I have changed my heading.
So instead of ... the good. the bad. the infertile.
it is now...the good. the bad. the road to IVF.
I figured maybe I'm looking at this all wrong. I'm not infertile. Just fertility challenged (thank you endometriosis). Everything that has happened, or has not happened has lead me here, on this road to IVF.
And this is where I am. And this is where I am meant to be. And while I am here, I will do my best to accept and embrace what is. Because what this is, is my life. I may not be able to change some aspects of my life, but I can change the way I see it. I wouldn't have chosen this route, but I was given this way and I wouldn't change it now (ok maybe I would change it so I win the lottery).
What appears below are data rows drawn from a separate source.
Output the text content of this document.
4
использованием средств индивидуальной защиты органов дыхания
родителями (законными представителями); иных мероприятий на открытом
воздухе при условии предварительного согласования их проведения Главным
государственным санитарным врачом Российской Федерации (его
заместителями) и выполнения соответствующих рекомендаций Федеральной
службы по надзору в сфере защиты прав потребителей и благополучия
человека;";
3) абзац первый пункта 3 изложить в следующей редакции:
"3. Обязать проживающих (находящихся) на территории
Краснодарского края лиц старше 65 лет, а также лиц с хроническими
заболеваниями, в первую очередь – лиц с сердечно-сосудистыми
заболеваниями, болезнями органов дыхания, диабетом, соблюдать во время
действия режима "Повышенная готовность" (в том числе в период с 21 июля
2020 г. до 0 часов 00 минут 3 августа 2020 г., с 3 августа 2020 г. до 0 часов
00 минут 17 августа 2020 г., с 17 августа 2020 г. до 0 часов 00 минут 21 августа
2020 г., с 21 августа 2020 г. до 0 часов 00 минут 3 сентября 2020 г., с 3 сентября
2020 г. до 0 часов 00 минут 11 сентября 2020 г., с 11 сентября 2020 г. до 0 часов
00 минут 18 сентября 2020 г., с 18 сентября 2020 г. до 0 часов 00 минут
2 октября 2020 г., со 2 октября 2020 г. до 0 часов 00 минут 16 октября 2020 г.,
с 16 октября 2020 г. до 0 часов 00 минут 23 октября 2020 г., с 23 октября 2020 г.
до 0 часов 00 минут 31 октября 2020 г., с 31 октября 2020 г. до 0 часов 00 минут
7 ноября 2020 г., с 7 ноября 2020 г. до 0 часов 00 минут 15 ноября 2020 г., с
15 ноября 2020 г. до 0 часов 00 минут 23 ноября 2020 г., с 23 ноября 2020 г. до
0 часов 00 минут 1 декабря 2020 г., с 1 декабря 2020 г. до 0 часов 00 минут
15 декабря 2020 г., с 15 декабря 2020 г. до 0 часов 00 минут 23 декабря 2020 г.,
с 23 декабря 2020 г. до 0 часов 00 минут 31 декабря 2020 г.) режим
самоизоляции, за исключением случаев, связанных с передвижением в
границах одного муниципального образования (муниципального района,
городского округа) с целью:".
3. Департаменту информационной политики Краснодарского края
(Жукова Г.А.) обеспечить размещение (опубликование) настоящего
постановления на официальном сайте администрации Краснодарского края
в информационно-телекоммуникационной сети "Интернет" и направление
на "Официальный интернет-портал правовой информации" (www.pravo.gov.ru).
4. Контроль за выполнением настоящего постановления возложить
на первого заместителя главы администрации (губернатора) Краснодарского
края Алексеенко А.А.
I have learned things that I may never have learned if it wasn't for this road. I have felt emotions that words cannot describe. I truly appreciate the little things more, like Sunday morning's sleep in, the crisp, fresh feel of fall and I always hold that welcoming hug from my beautiful niece just a bit longer.
Kind, gentle words matter. Thoughtfulness and gratitude will always bring me back to reality. My Sunday visits with my family are priceless. Love is the most important thing.
I'm learning to have an open heart. Always. With everything that life throws at me I need to see it through the eyes of Love. That's not easy. Not easy at all. I'm trying.
Then there's a whole blogging world out there that I have discovered because of this road to IVF. And I LOVE IT. A place to vent and feel safe. A place to read other stories. It's a not so lonely place. There are fellow bloggers who support and comment (please keep them coming, I love them) and who follow me (and please follow me...who doesn't love to see their number of followers grow, it's a wonderful feeling to know others are reading my story too). And I adore, support and follow right back.
So, where was I going with this....
Oh right, I've changed my heading. And maybe I'm looking at this all wrong...
because all these defining moments lead to the road to IVF.